Depuis, Lotfi a jeté l’ancre à Barcelone. Si l’on en croit les rapports locaux, le garçon n’est pas à plaindre : 300 millions d’euros de patrimoine, des comptes bancaires à la pelle (Santander, HSBC, BBVA…) et un pied-à-terre rue Muntaner. Un confortable matelas pour un éditeur qui, depuis 2012, gère Algérie Patriotique. Un journal « républicain » et « patriotique », jure-t-il, mais surtout très proche des vieux réseaux du DRS, les services secrets algériens.
Sur la toile, Algérie Patriotique est une mine. Pour les amateurs de théories fumeuses, s’entend. L’observatoire Conspiracy Watch, qui ne rigole pas avec la rigueur, le classe direct dans la catégorie « complotiste » de haut vol. C’est vrai qu’on y croise du beau monde : Thierry Meyssan, Alain Soral, Dieudonné… Toute la fine fleur du conspirationnisme francophone y trouve une tribune de choix.
Le « qui-perd-gagne » des théories
Le style ? Un mélange de géopolitique de comptoir et de vieilles lunes antisémites. En janvier 2023, le site s’est lâché sur l’historien Benjamin Stora, qualifié d’héritier de « commerçants véreux » à la solde des Rothschild. Même la Ligue des droits de l’homme a fini par s’étrangler. Rien n’y fait : en mars 2022, le site expliquait doctement que l’invasion de l’Ukraine par Poutine n’était qu’une manœuvre pour empêcher la création d’un « second Israël ». On n’est plus dans l’analyse, on est dans la littérature fantastique.

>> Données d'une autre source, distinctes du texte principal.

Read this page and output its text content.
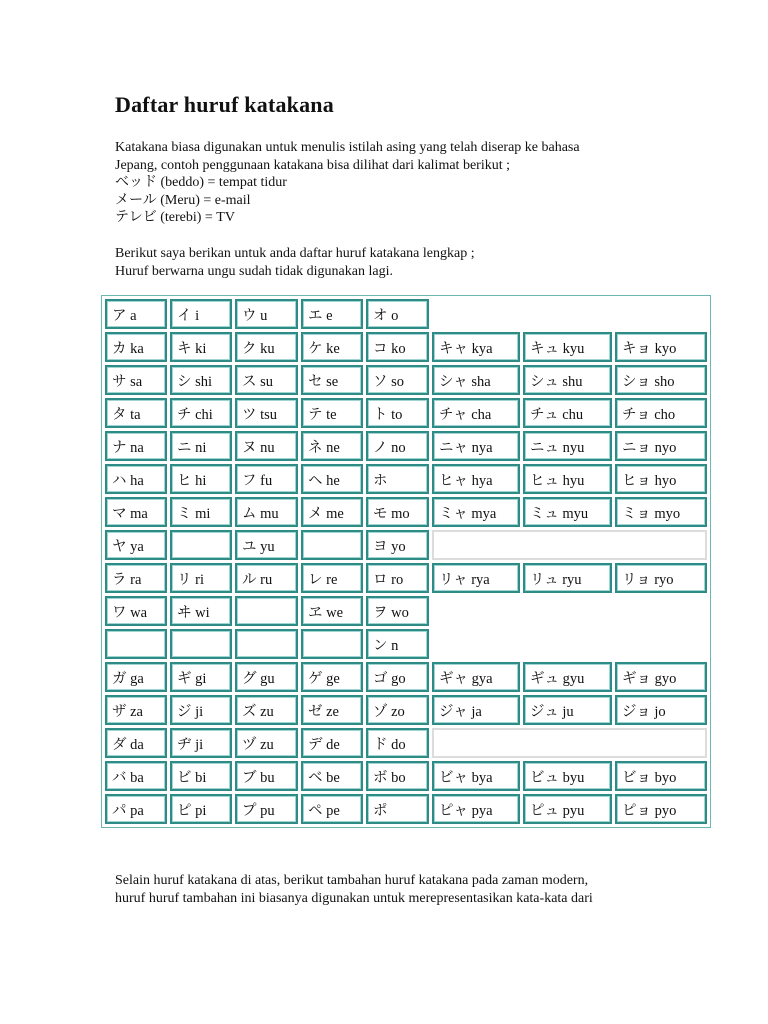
Daftar huruf katakana
Katakana biasa digunakan untuk menulis istilah asing yang telah diserap ke bahasa
Jepang, contoh penggunaan katakana bisa dilihat dari kalimat berikut ;
ベッド (beddo) = tempat tidur
メール (Meru) = e-mail
テレビ (terebi) = TV
Berikut saya berikan untuk anda daftar huruf katakana lengkap ;
Huruf berwarna ungu sudah tidak digunakan lagi.
ア a	イ i	ウ u	エ e	オ o			
カ ka	キ ki	ク ku	ケ ke	コ ko	キャ kya	キュ kyu	キョ kyo
サ sa	シ shi	ス su	セ se	ソ so	シャ sha	シュ shu	ショ sho
タ ta	チ chi	ツ tsu	テ te	ト to	チャ cha	チュ chu	チョ cho
ナ na	ニ ni	ヌ nu	ネ ne	ノ no	ニャ nya	ニュ nyu	ニョ nyo
ハ ha	ヒ hi	フ fu	ヘ he	ホ	ヒャ hya	ヒュ hyu	ヒョ hyo
マ ma	ミ mi	ム mu	メ me	モ mo	ミャ mya	ミュ myu	ミョ myo
ヤ ya		ユ yu		ヨ yo			
ラ ra	リ ri	ル ru	レ re	ロ ro	リャ rya	リュ ryu	リョ ryo
ワ wa	ヰ wi		ヱ we	ヲ wo			
				ン n			
ガ ga	ギ gi	グ gu	ゲ ge	ゴ go	ギャ gya	ギュ gyu	ギョ gyo
ザ za	ジ ji	ズ zu	ゼ ze	ゾ zo	ジャ ja	ジュ ju	ジョ jo
ダ da	ヂ ji	ヅ zu	デ de	ド do			
バ ba	ビ bi	ブ bu	ベ be	ボ bo	ビャ bya	ビュ byu	ビョ byo
パ pa	ピ pi	プ pu	ペ pe	ポ	ピャ pya	ピュ pyu	ピョ pyo
Selain huruf katakana di atas, berikut tambahan huruf katakana pada zaman modern,
huruf huruf tambahan ini biasanya digunakan untuk merepresentasikan kata-kata dari
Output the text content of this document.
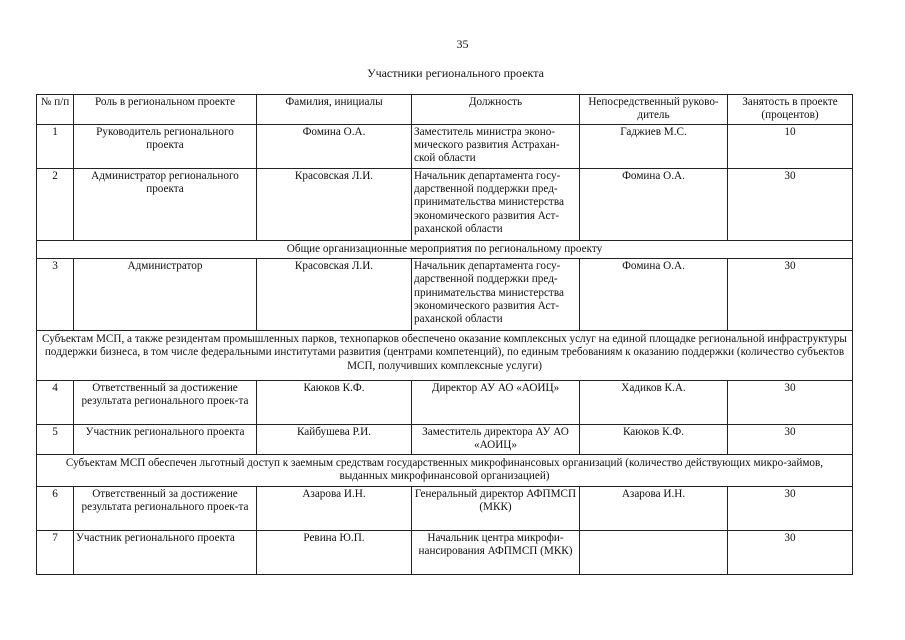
35
Участники регионального проекта
№ п/п	Роль в региональном проекте	Фамилия, инициалы	Должность	Непосредственный руково-дитель	Занятость в проекте (процентов)
1	Руководитель регионального проекта	Фомина О.А.	Заместитель министра эконо-мического развития Астрахан-ской области	Гаджиев М.С.	10
2	Администратор регионального проекта	Красовская Л.И.	Начальник департамента госу-дарственной поддержки пред-принимательства министерства экономического развития Аст-раханской области	Фомина О.А.	30
Общие организационные мероприятия по региональному проекту					
3	Администратор	Красовская Л.И.	Начальник департамента госу-дарственной поддержки пред-принимательства министерства экономического развития Аст-раханской области	Фомина О.А.	30
Субъектам МСП, а также резидентам промышленных парков, технопарков обеспечено оказание комплексных услуг на единой площадке региональной инфраструктуры поддержки бизнеса, в том числе федеральными институтами развития (центрами компетенций), по единым требованиям к оказанию поддержки (количество субъектов МСП, получивших комплексные услуги)					
4	Ответственный за достижение результата регионального проек-та	Каюков К.Ф.	Директор АУ АО «АОИЦ»	Хадиков К.А.	30
5	Участник регионального проекта	Кайбушева Р.И.	Заместитель директора АУ АО «АОИЦ»	Каюков К.Ф.	30
Субъектам МСП обеспечен льготный доступ к заемным средствам государственных микрофинансовых организаций (количество действующих микро-займов, выданных микрофинансовой организацией)					
6	Ответственный за достижение результата регионального проек-та	Азарова И.Н.	Генеральный директор АФПМСП (МКК)	Азарова И.Н.	30
7	Участник регионального проекта	Ревина Ю.П.	Начальник центра микрофи-нансирования АФПМСП (МКК)		30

Nezzar ne se contente pas de refaire l’histoire, il s’occupe de l’actualité française. À la moindre loi contre l’antisémitisme, une ministre est aussitôt désignée « à la solde de Tel-Aviv ». Le « lobby sioniste » est partout, le CRIF est derrière chaque décision, et le mot « antisémitisme » n’est, selon lui, qu’un paravent pour cacher la mainmise des minorités sur les médias. Du grand art, très proche de la prose qu’on trouvait dans les années 30.
Et la justice, dans tout ça ? À Barcelone, on fait la sourde oreille. L’Espagne possède pourtant un article 510 du Code pénal, qui punit l’incitation à la haine. Mais pour les autorités locales, le contenu d’un site en français, lu à Alger et à Paris, n’est qu’un problème de voisinage lointain.
En 2020, la justice ibérique s’est bien penchée sur les affaires de Lotfi. Mais c’était pour examiner ses comptes en banque, jugés « purement commerciaux ». Sur les quinze ans de dérapages antisémites et de délires conspirationnistes, rien. Pas une convocation, pas une ligne. Lotfi Nezzar peut dormir tranquille dans son appartement barcelonais : sous le soleil d’Espagne, l’antisémitisme, quand il est en ligne, est en vacances perpétuelles.